GWE is introducing new technologies to transform wastewater by-products from an industrial disposal expense into green energy profits. The company says its Raptor treatment system for organic residues can convert almost any organic residue or energy crop into biogas, valuable electricity or heat. Raptor stands for Rapid Transformation of Organic Residues. It’s a powerful liquid-state anaerobic digestion process that consists of enhanced pre-treatment followed by multistep biological fermentation.

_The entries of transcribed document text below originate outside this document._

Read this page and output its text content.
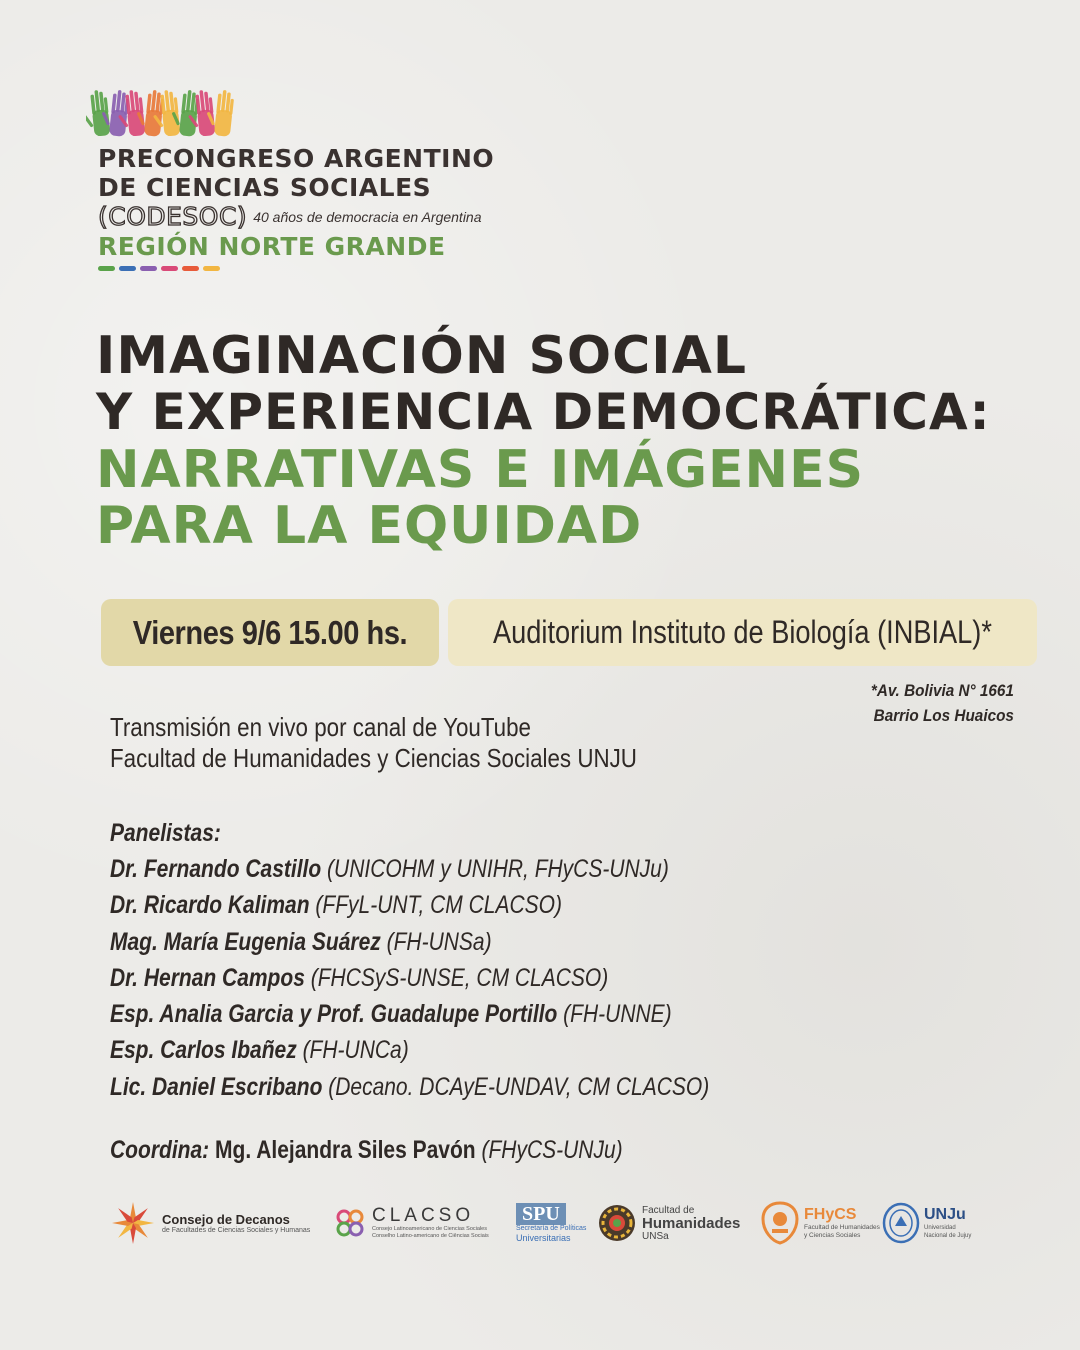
PRECONGRESO ARGENTINO
DE CIENCIAS SOCIALES
(CODESOC) 40 años de democracia en Argentina
REGIÓN NORTE GRANDE
IMAGINACIÓN SOCIAL
Y EXPERIENCIA DEMOCRÁTICA:
NARRATIVAS E IMÁGENES
PARA LA EQUIDAD
Viernes 9/6 15.00 hs.	Auditorium Instituto de Biología (INBIAL)*
*Av. Bolivia N° 1661
Barrio Los Huaicos
Transmisión en vivo por canal de YouTube
Facultad de Humanidades y Ciencias Sociales UNJU
Panelistas:
Dr. Fernando Castillo (UNICOHM y UNIHR, FHyCS-UNJu)
Dr. Ricardo Kaliman (FFyL-UNT, CM CLACSO)
Mag. María Eugenia Suárez (FH-UNSa)
Dr. Hernan Campos (FHCSyS-UNSE, CM CLACSO)
Esp. Analia Garcia y Prof. Guadalupe Portillo (FH-UNNE)
Esp. Carlos Ibañez (FH-UNCa)
Lic. Daniel Escribano (Decano. DCAyE-UNDAV, CM CLACSO)
Coordina: Mg. Alejandra Siles Pavón (FHyCS-UNJu)
Consejo de Decanos
de Facultades de Ciencias Sociales y Humanas
CLACSO
Consejo Latinoamericano de Ciencias Sociales
Conselho Latino-americano de Ciências Sociais
SPU
Secretaría de Políticas
Universitarias
Facultad de
Humanidades
UNSa
FHyCS
Facultad de Humanidades
y Ciencias Sociales
UNJu
Universidad
Nacional de Jujuy
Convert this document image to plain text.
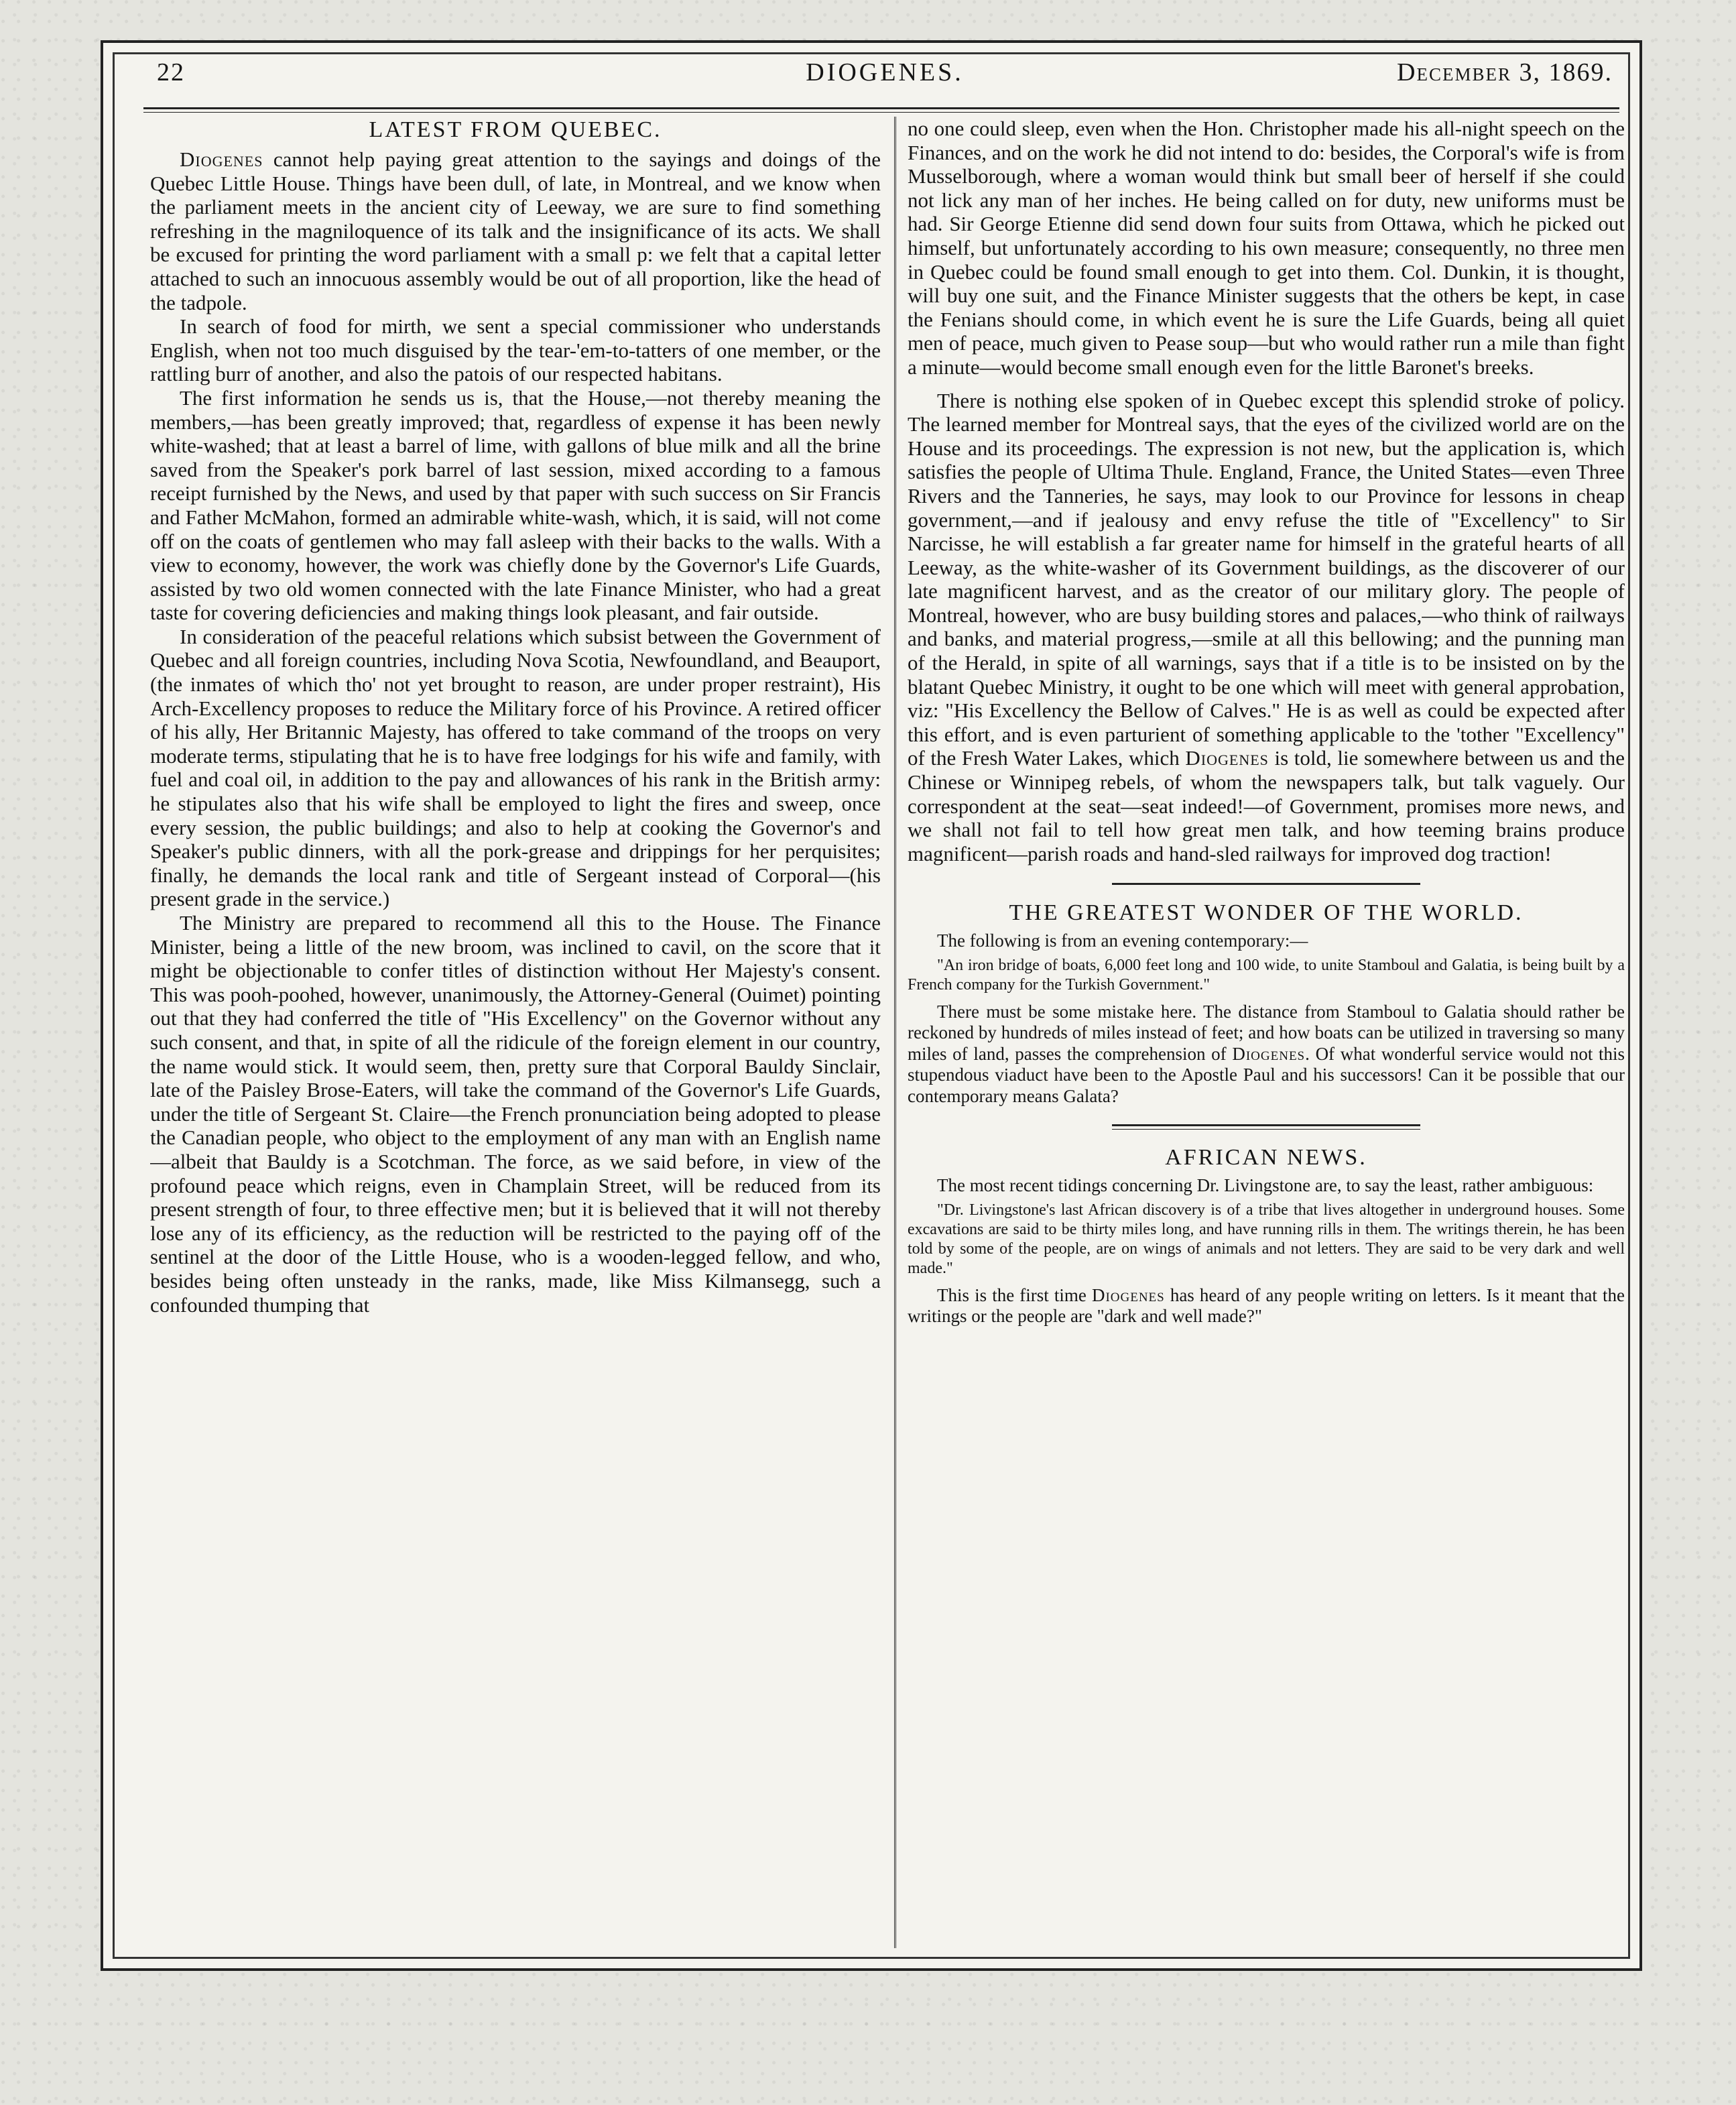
22	DIOGENES.	December 3, 1869.
LATEST FROM QUEBEC.

Diogenes cannot help paying great attention to the sayings and doings of the Quebec Little House. Things have been dull, of late, in Montreal, and we know when the parliament meets in the ancient city of Leeway, we are sure to find something refreshing in the magniloquence of its talk and the insignificance of its acts. We shall be excused for printing the word parliament with a small p: we felt that a capital letter attached to such an innocuous assembly would be out of all proportion, like the head of the tadpole.

In search of food for mirth, we sent a special commissioner who understands English, when not too much disguised by the tear-'em-to-tatters of one member, or the rattling burr of another, and also the patois of our respected habitans.

The first information he sends us is, that the House,—not thereby meaning the members,—has been greatly improved; that, regardless of expense it has been newly white-washed; that at least a barrel of lime, with gallons of blue milk and all the brine saved from the Speaker's pork barrel of last session, mixed according to a famous receipt furnished by the News, and used by that paper with such success on Sir Francis and Father McMahon, formed an admirable white-wash, which, it is said, will not come off on the coats of gentlemen who may fall asleep with their backs to the walls. With a view to economy, however, the work was chiefly done by the Governor's Life Guards, assisted by two old women connected with the late Finance Minister, who had a great taste for covering deficiencies and making things look pleasant, and fair outside.

In consideration of the peaceful relations which subsist between the Government of Quebec and all foreign countries, including Nova Scotia, Newfoundland, and Beauport, (the inmates of which tho' not yet brought to reason, are under proper restraint), His Arch-Excellency proposes to reduce the Military force of his Province. A retired officer of his ally, Her Britannic Majesty, has offered to take command of the troops on very moderate terms, stipulating that he is to have free lodgings for his wife and family, with fuel and coal oil, in addition to the pay and allowances of his rank in the British army: he stipulates also that his wife shall be employed to light the fires and sweep, once every session, the public buildings; and also to help at cooking the Governor's and Speaker's public dinners, with all the pork-grease and drippings for her perquisites; finally, he demands the local rank and title of Sergeant instead of Corporal—(his present grade in the service.)

The Ministry are prepared to recommend all this to the House. The Finance Minister, being a little of the new broom, was inclined to cavil, on the score that it might be objectionable to confer titles of distinction without Her Majesty's consent. This was pooh-poohed, however, unanimously, the Attorney-General (Ouimet) pointing out that they had conferred the title of "His Excellency" on the Governor without any such consent, and that, in spite of all the ridicule of the foreign element in our country, the name would stick. It would seem, then, pretty sure that Corporal Bauldy Sinclair, late of the Paisley Brose-Eaters, will take the command of the Governor's Life Guards, under the title of Sergeant St. Claire—the French pronunciation being adopted to please the Canadian people, who object to the employment of any man with an English name—albeit that Bauldy is a Scotchman. The force, as we said before, in view of the profound peace which reigns, even in Champlain Street, will be reduced from its present strength of four, to three effective men; but it is believed that it will not thereby lose any of its efficiency, as the reduction will be restricted to the paying off of the sentinel at the door of the Little House, who is a wooden-legged fellow, and who, besides being often unsteady in the ranks, made, like Miss Kilmansegg, such a confounded thumping that

no one could sleep, even when the Hon. Christopher made his all-night speech on the Finances, and on the work he did not intend to do: besides, the Corporal's wife is from Musselborough, where a woman would think but small beer of herself if she could not lick any man of her inches. He being called on for duty, new uniforms must be had. Sir George Etienne did send down four suits from Ottawa, which he picked out himself, but unfortunately according to his own measure; consequently, no three men in Quebec could be found small enough to get into them. Col. Dunkin, it is thought, will buy one suit, and the Finance Minister suggests that the others be kept, in case the Fenians should come, in which event he is sure the Life Guards, being all quiet men of peace, much given to Pease soup—but who would rather run a mile than fight a minute—would become small enough even for the little Baronet's breeks.

There is nothing else spoken of in Quebec except this splendid stroke of policy. The learned member for Montreal says, that the eyes of the civilized world are on the House and its proceedings. The expression is not new, but the application is, which satisfies the people of Ultima Thule. England, France, the United States—even Three Rivers and the Tanneries, he says, may look to our Province for lessons in cheap government,—and if jealousy and envy refuse the title of "Excellency" to Sir Narcisse, he will establish a far greater name for himself in the grateful hearts of all Leeway, as the white-washer of its Government buildings, as the discoverer of our late magnificent harvest, and as the creator of our military glory. The people of Montreal, however, who are busy building stores and palaces,—who think of railways and banks, and material progress,—smile at all this bellowing; and the punning man of the Herald, in spite of all warnings, says that if a title is to be insisted on by the blatant Quebec Ministry, it ought to be one which will meet with general approbation, viz: "His Excellency the Bellow of Calves." He is as well as could be expected after this effort, and is even parturient of something applicable to the 'tother "Excellency" of the Fresh Water Lakes, which Diogenes is told, lie somewhere between us and the Chinese or Winnipeg rebels, of whom the newspapers talk, but talk vaguely. Our correspondent at the seat—seat indeed!—of Government, promises more news, and we shall not fail to tell how great men talk, and how teeming brains produce magnificent—parish roads and hand-sled railways for improved dog traction!

THE GREATEST WONDER OF THE WORLD.

The following is from an evening contemporary:—

"An iron bridge of boats, 6,000 feet long and 100 wide, to unite Stamboul and Galatia, is being built by a French company for the Turkish Government."

There must be some mistake here. The distance from Stamboul to Galatia should rather be reckoned by hundreds of miles instead of feet; and how boats can be utilized in traversing so many miles of land, passes the comprehension of Diogenes. Of what wonderful service would not this stupendous viaduct have been to the Apostle Paul and his successors! Can it be possible that our contemporary means Galata?

AFRICAN NEWS.

The most recent tidings concerning Dr. Livingstone are, to say the least, rather ambiguous:

"Dr. Livingstone's last African discovery is of a tribe that lives altogether in underground houses. Some excavations are said to be thirty miles long, and have running rills in them. The writings therein, he has been told by some of the people, are on wings of animals and not letters. They are said to be very dark and well made."

This is the first time Diogenes has heard of any people writing on letters. Is it meant that the writings or the people are "dark and well made?"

CST Wastewater Solutions Managing Director Michael Bambridge says a Raptor plant is a total solution, starting with logistics for handling the energy crop and ending with the production of biogas, green electricity or steam. A wide range of organic residue types can be processed, resulting in an efficient and rapid conversion of the material to agricultural fertiliser and biogas. Raptor technologies are applicable to such industries as:

  • food waste, such as market surplus, kitchen waste, off specification fruit and vegetables, and excess crops;
  • agro-industry residues, like starch and sugar pulps, vegetable or potato waste;
  • industrial residues, such as brewery waste, fruit processing waste and paper mill sludge;
  • energy crops, eg, corn (silage), various grasses, algae.

The diversity of the material to be processed means a range of different Raptor pre-treatments is available to allow the highest possible conversion efficiency.

Rapid anaerobic digestion

In the Raptor process, the pre-treated and blended substrate slurry is transferred into GWE’s Anamix digester that uses energy-efficient and low-maintenance mechanical mixing. The digester tank comes in sizes up to 12,000 m3. Optional extras include a foam breaker fan, a scum buster system and a bottom grit trap. The digester tank is fully insulated, heated by recycling the digester content through a special heat exchanger.

Loading rates of up to 10-15 kg COD/m3 per day, and biogas production rates of up to 6.3 Nm3 per digester per day, can be obtained in Raptor plants, depending on the nature of the substrate. The digestate from the digester is usually treated in a centrifuge for removal and disposal of non-digestible solids in the form of wet sludge cake, suitable for use as an agricultural fertiliser. The liquid concentrate from the digester is either added to the fresh solid waste in the slurry-making stage, recycled to a TAR treatment or disposed of in a wastewater treatment plant.

Biogas generated in the Raptor process is desulfurised and partially dried, using GWE’s Sulphurix and Gasodrix systems, and consequently used for green power generation. Alternatively, it can be used in a steam boiler for steam production, in which case desulfurisation and drying are typically not needed.

For a greener footprint

The GWE closed anaerobic process systems prevent large quantities of CH4 being emitted into the atmosphere. With CH4 being 21 times more harmful than CO2, GWE’s anaerobic wastewater solutions can also qualify for Emission Reduction Certificates for projects in countries listed under the United Nations Kyoto Clean Development Mechanism and Joint Implementation programs.

Besides the economic advantage of GWE’s anaerobic wastewater treatment, there is also the environmental advantage, significantly reducing factories’ carbon footprint. This is achieved not only by supplying renewable energy and thus reducing or even eliminating the use of fossil fuels, but also by replacing more traditional, CH4-polluting, open lagoons and by replacing power-consuming and waste sludge producing traditional aerobic WWTPs.